You may not know the name “Lee Hazlewood”, but you’ve most certainly heard his songs. Whether for his production and studio skills – along with helping Duane Eddy perfect his signature guitar sound, he also mentored a certain Harvey Phillip Spector in the early Sixties – his writing ability – he co-authored Nancy Sinatra’s breakthrough hit ‘These Boots Are Made For Walkin’’ – or his distinctive solo work that he dubbed “cowboy psychedelia”, Hazlewood shaped the cultural landscape and inspired generations of artists for over six decades, a musical legacy that is almost without equal.
That Hazlewood is not talked about in the same, hushed tones as a Dylan or Cash is a source of great sadness (and some bafflement) to writer and fellow journalist Wyndham Wallace.

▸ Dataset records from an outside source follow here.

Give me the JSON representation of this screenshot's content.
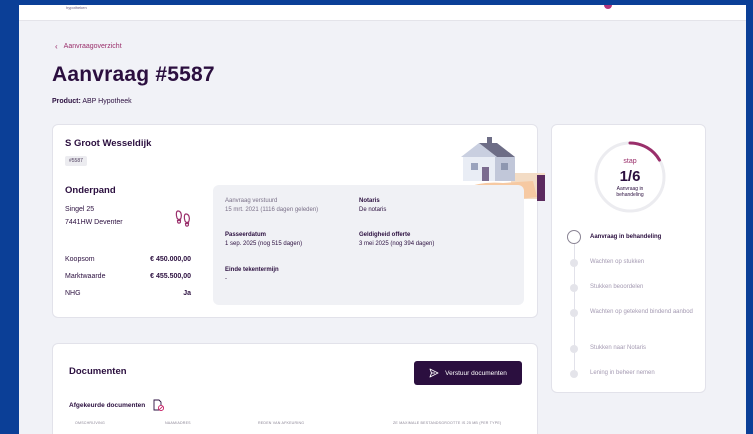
{
  "header": {
    "logo_sub": "hypotheken"
  },
  "breadcrumb": {
    "back_label": "Aanvraagoverzicht"
  },
  "page": {
    "title": "Aanvraag #5587",
    "product_label": "Product:",
    "product_value": "ABP Hypotheek"
  },
  "client": {
    "name": "S Groot Wesseldijk",
    "id_badge": "#5587",
    "onderpand_title": "Onderpand",
    "address_line1": "Singel 25",
    "address_line2": "7441HW Deventer",
    "financials": [
      {
        "label": "Koopsom",
        "value": "€ 450.000,00"
      },
      {
        "label": "Marktwaarde",
        "value": "€ 455.500,00"
      },
      {
        "label": "NHG",
        "value": "Ja"
      }
    ]
  },
  "info": {
    "verstuurd_label": "Aanvraag verstuurd",
    "verstuurd_value": "15 mrt. 2021 (1116 dagen geleden)",
    "notaris_label": "Notaris",
    "notaris_value": "De notaris",
    "passeer_label": "Passeerdatum",
    "passeer_value": "1 sep. 2025 (nog 515 dagen)",
    "geldigheid_label": "Geldigheid offerte",
    "geldigheid_value": "3 mei 2025 (nog 394 dagen)",
    "einde_label": "Einde tekentermijn",
    "einde_value": "-"
  },
  "progress": {
    "stap_label": "stap",
    "current": 1,
    "total": 6,
    "fraction_text": "1/6",
    "status_text": "Aanvraag in behandeling",
    "accent_color": "#9a2f6b",
    "steps": [
      {
        "label": "Aanvraag in behandeling",
        "active": true
      },
      {
        "label": "Wachten op stukken",
        "active": false
      },
      {
        "label": "Stukken beoordelen",
        "active": false
      },
      {
        "label": "Wachten op getekend bindend aanbod",
        "active": false
      },
      {
        "label": "Stukken naar Notaris",
        "active": false
      },
      {
        "label": "Lening in beheer nemen",
        "active": false
      }
    ]
  },
  "documents": {
    "title": "Documenten",
    "send_button": "Verstuur documenten",
    "rejected_title": "Afgekeurde documenten",
    "columns": [
      "OMSCHRIJVING",
      "NAAM/ADRES",
      "REDEN VAN AFKEURING",
      "ZE MAXIMALE BESTANDSGROOTTE IS 25 MB (PER TYPE)"
    ]
  },
  "colors": {
    "primary": "#2b0f3f",
    "accent": "#9a2f6b",
    "background": "#f1f2f7",
    "frame": "#0b3f97"
  }
}
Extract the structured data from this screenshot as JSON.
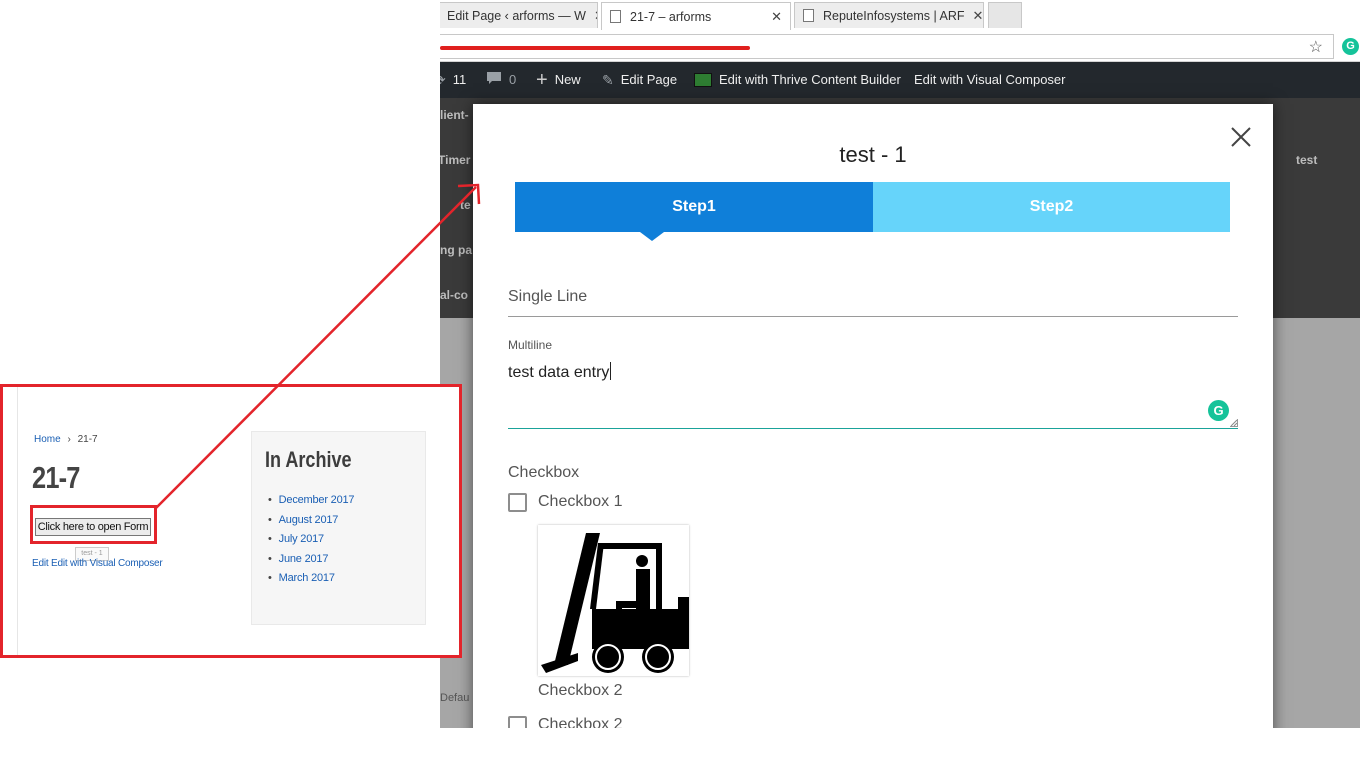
{
  "browser": {
    "tabs": [
      {
        "title": "Edit Page ‹ arforms — W",
        "active": false
      },
      {
        "title": "21-7 – arforms",
        "active": true
      },
      {
        "title": "ReputeInfosystems | ARF",
        "active": false
      }
    ],
    "tab_close_glyph": "✕",
    "star_icon": "☆",
    "extension_icon": "G"
  },
  "admin_bar": {
    "updates_count": "11",
    "comments_count": "0",
    "new_label": "New",
    "edit_page_label": "Edit Page",
    "thrive_label": "Edit with Thrive Content Builder",
    "visual_composer_label": "Edit with Visual Composer"
  },
  "background_fragments": {
    "f1": "lient-",
    "f2": "Timer",
    "f3": "test",
    "f4": "te",
    "f5": "ng pa",
    "f6": "al-co",
    "f7": "Defau"
  },
  "modal": {
    "title": "test - 1",
    "close_icon": "close-icon",
    "steps": [
      {
        "label": "Step1",
        "active": true,
        "color": "#0f7fd9"
      },
      {
        "label": "Step2",
        "active": false,
        "color": "#66d4fa"
      }
    ],
    "single_line": {
      "placeholder": "Single Line",
      "value": ""
    },
    "multiline": {
      "label": "Multiline",
      "value": "test data entry"
    },
    "grammar_badge": "G",
    "checkbox_group": {
      "label": "Checkbox",
      "options": [
        {
          "label": "Checkbox 1",
          "checked": false
        },
        {
          "image": "forklift-image",
          "caption": "Checkbox 2"
        },
        {
          "label": "Checkbox 2",
          "checked": false
        }
      ]
    }
  },
  "left_page": {
    "breadcrumb_home": "Home",
    "breadcrumb_sep": "›",
    "breadcrumb_current": "21-7",
    "title": "21-7",
    "open_button": "Click here to open Form",
    "tooltip": "test - 1",
    "edit_links": "Edit Edit with Visual Composer",
    "archive_title": "In Archive",
    "archive_items": [
      "December 2017",
      "August 2017",
      "July 2017",
      "June 2017",
      "March 2017"
    ]
  },
  "colors": {
    "annotation_red": "#e3242b",
    "step_active": "#0f7fd9",
    "step_inactive": "#66d4fa",
    "admin_bar": "#23282d",
    "grammarly": "#15c39a"
  }
}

A jobbing music PR and avowed Hazlewood fan back in 1999, Wallace ended up, through several chance encounters, working the release of a number of re-issues before becoming Hazlewood’s friend, manager, and confidant until the singer’s untimely death from cancer in 2007. The book he has written about their time together, Lee, Myself & I, charts the ups and downs of their relationship and delves deep into Hazlewood’s rich, dark, and complicated life.
The memoir, detailed and respectful, reads like a manifesto for the re-appraisal of a great talent; the picture that emerges is one of a proud, stubborn, self-effacing man who, if it hadn’t been for the tireless efforts of Sonic Youth drummer Steve Shelley and a few other celebrity fans, would have been quite happy to live out his life by the side of a pool, sipping on a glass of his beloved Chivas Regal. And through his re-birth as a latter day icon, Wallace is by his side; cajoling, supporting, ever-eager to give advice and nudge Hazlewood towards the spotlight that he seemed so determined to avoid.
I spoke to Wallace via Skype as he prepares to embark on a book tour about the whirlwind eight years he spent with one of his, and one of the great unsung, musical heroes.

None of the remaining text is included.